Three ideas (worth taking seriously?).
First: use them as better economic cycle signals. On our podcast website, we run a model developed by Verdad. It takes a single input, the high-yield spread, and uses it to identify where the economy is in its cycle, then recommends which asset classes to hold accordingly. It’s elegant in its simplicity. It’s also fragile for exactly the same reason.
Here’s the structural problem: high-yield spreads are a derivative signal. The people moving that market aren’t all primarily trying to forecast the economy (or make money). A CFO pricing a bond isn’t trying to send a macroeconomic signal. They’re trying to fund their business. That noise pollutes the indicator. It works until it doesn’t, and there’s no fundamental reason to believe it will keep working forever. Maybe one day companies will start funding themselves using alternative channels, and bye-bye liquidity.
A direct prediction market on recession probability or inflation would be cleaner. The participants have one job: be right. No conflicting incentives, no institutional constraints. Just information, priced.

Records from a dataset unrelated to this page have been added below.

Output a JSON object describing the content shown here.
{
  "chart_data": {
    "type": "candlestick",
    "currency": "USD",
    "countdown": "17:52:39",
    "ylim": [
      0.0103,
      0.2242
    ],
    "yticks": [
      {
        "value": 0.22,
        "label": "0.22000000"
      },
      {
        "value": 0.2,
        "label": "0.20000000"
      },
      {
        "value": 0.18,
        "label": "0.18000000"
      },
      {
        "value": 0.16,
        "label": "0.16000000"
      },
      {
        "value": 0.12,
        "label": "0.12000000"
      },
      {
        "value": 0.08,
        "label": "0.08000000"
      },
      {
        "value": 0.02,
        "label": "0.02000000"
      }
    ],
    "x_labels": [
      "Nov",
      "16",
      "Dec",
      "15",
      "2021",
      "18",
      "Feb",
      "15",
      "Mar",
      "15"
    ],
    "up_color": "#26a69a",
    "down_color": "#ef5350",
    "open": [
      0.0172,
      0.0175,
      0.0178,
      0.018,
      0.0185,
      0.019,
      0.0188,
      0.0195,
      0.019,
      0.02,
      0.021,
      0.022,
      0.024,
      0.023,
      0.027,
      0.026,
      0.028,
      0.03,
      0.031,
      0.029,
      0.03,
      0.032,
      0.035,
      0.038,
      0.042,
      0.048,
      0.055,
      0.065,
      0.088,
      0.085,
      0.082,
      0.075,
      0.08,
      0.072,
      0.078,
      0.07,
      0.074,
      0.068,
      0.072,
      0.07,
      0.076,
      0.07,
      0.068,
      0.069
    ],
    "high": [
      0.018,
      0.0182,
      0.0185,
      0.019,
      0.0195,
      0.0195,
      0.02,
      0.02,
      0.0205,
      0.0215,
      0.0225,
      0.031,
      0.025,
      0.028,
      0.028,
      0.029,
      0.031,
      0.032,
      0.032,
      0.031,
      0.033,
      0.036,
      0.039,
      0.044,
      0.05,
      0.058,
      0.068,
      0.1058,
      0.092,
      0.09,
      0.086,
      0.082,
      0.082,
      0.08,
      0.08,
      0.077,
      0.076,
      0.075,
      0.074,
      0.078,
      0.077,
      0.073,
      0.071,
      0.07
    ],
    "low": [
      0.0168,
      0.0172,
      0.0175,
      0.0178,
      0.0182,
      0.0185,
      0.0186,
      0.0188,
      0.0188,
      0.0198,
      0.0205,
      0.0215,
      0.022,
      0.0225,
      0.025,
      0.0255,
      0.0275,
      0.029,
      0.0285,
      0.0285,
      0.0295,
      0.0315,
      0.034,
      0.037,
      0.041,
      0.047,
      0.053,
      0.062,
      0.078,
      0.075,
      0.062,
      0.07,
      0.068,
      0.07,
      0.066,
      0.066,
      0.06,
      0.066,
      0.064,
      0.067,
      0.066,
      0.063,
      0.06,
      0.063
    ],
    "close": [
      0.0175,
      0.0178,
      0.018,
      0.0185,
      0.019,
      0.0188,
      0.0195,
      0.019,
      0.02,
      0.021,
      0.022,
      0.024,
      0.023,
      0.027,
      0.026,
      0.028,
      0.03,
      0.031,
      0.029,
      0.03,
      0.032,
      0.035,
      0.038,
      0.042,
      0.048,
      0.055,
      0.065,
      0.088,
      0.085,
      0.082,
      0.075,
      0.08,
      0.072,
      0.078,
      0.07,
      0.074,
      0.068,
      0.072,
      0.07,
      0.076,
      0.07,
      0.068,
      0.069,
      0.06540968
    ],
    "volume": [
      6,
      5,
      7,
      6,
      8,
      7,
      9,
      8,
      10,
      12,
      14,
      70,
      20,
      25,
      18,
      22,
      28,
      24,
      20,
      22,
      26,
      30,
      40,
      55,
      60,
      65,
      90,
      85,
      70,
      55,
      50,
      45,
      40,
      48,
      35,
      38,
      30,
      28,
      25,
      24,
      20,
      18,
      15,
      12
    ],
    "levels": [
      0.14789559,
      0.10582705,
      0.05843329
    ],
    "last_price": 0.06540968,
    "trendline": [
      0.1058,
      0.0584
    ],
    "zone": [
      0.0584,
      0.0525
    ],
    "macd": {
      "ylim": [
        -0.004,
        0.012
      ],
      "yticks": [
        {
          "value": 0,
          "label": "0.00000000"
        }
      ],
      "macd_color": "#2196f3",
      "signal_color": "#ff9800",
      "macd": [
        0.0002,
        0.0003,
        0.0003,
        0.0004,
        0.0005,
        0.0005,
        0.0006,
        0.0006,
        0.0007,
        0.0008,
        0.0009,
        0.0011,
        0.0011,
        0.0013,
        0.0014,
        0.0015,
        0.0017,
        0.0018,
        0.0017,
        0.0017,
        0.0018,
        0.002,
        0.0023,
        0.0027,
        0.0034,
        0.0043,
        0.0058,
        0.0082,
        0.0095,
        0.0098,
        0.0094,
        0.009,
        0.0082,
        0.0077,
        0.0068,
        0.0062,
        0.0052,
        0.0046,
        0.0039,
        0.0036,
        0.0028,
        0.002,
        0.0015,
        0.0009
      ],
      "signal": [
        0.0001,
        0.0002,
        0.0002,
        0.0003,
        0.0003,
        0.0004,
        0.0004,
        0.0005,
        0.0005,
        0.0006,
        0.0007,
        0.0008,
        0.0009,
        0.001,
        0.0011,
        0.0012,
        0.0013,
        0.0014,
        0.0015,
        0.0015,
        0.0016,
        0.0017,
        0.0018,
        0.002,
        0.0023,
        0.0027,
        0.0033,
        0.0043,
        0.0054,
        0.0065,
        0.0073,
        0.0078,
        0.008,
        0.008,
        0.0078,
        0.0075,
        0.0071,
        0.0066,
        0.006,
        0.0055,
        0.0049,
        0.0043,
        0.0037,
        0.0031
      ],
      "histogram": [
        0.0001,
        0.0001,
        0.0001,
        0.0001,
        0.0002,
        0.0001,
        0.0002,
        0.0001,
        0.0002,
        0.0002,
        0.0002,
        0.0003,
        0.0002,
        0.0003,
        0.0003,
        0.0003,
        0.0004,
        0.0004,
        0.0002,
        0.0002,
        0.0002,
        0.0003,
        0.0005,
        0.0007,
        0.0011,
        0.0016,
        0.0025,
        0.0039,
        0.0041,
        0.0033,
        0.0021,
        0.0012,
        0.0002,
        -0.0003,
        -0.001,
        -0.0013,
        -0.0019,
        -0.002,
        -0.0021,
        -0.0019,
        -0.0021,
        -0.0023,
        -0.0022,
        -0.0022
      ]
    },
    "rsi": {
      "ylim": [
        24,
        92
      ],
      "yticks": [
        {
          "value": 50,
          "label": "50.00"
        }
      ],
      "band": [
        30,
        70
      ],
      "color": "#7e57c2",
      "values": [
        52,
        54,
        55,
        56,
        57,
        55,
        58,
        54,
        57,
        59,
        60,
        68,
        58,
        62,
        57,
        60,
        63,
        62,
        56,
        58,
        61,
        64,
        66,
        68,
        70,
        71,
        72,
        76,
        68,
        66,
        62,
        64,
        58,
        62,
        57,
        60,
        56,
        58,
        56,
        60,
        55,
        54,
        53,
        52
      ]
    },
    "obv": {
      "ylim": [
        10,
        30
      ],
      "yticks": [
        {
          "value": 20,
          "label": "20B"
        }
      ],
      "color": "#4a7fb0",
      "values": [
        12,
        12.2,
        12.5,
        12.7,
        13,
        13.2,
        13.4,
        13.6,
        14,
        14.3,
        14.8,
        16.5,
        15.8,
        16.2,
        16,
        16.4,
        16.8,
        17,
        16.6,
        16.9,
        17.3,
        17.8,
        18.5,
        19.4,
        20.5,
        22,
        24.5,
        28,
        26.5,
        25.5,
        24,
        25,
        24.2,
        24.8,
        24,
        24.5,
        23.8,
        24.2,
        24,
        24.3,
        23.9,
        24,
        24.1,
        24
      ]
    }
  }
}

And I do not think markets will arbitrage away these signals.
The efficient market instinct says that once everyone can see the recession probability, it gets priced in immediately and the edge disappears. But look around. Markets are full of participants who buy short-duration bonds because they like the “surety” of getting their nominal principal back, or chase high-dividend stocks because yield feels like safety. If that level of persistent irrationality coexists with today’s markets, there’s no reason to think prediction market signals will be instantly consumed either.
I didn’t invent the theory that markets are micro-efficient while macro-inefficient, but this is basically a bet on the same.
Second: use them as a portfolio hedge. Can a recession prediction market replace a tail-risk strategy? Probably not cleanly. The payoff is capped: you don’t get the convexity that a well-structured options position provides. You still can get leverage if you buy cheap, when the recession probability is low, but the overall payoff structure is worse.
And you introduce basis risk. But there’s a scenario where prediction markets are better than tail hedges: when the downturn is real but mild. A modest recession might barely move a volatility strategy into the money. A prediction market contract that you bought at 15 cents and closes at a dollar? That pays.

Maybe it is a better hedge if you consider your portfolio and career combined? There are some instances where your portfolio might not need protection, but this would be a…better, capital-efficient emergency fund?
I would like to read more expert ideas on this.
Third: harvest the risk premium on the other side. If prediction markets mature into genuine hedging tools, someone has to take the other side of those hedges. Historically, that’s a good business. What makes it even more attractive right now is a behavioral quirk: the current prediction market crowd skews heavily toward longshot buyers, people buying “Yes, there will be a recession” not to hedge, but for the thrill of the big payout. That’s the same bias that makes lottery tickets persistently mispriced. If you’re systematically the house against longshot bettors, you should, over time, collect a meaningful premium.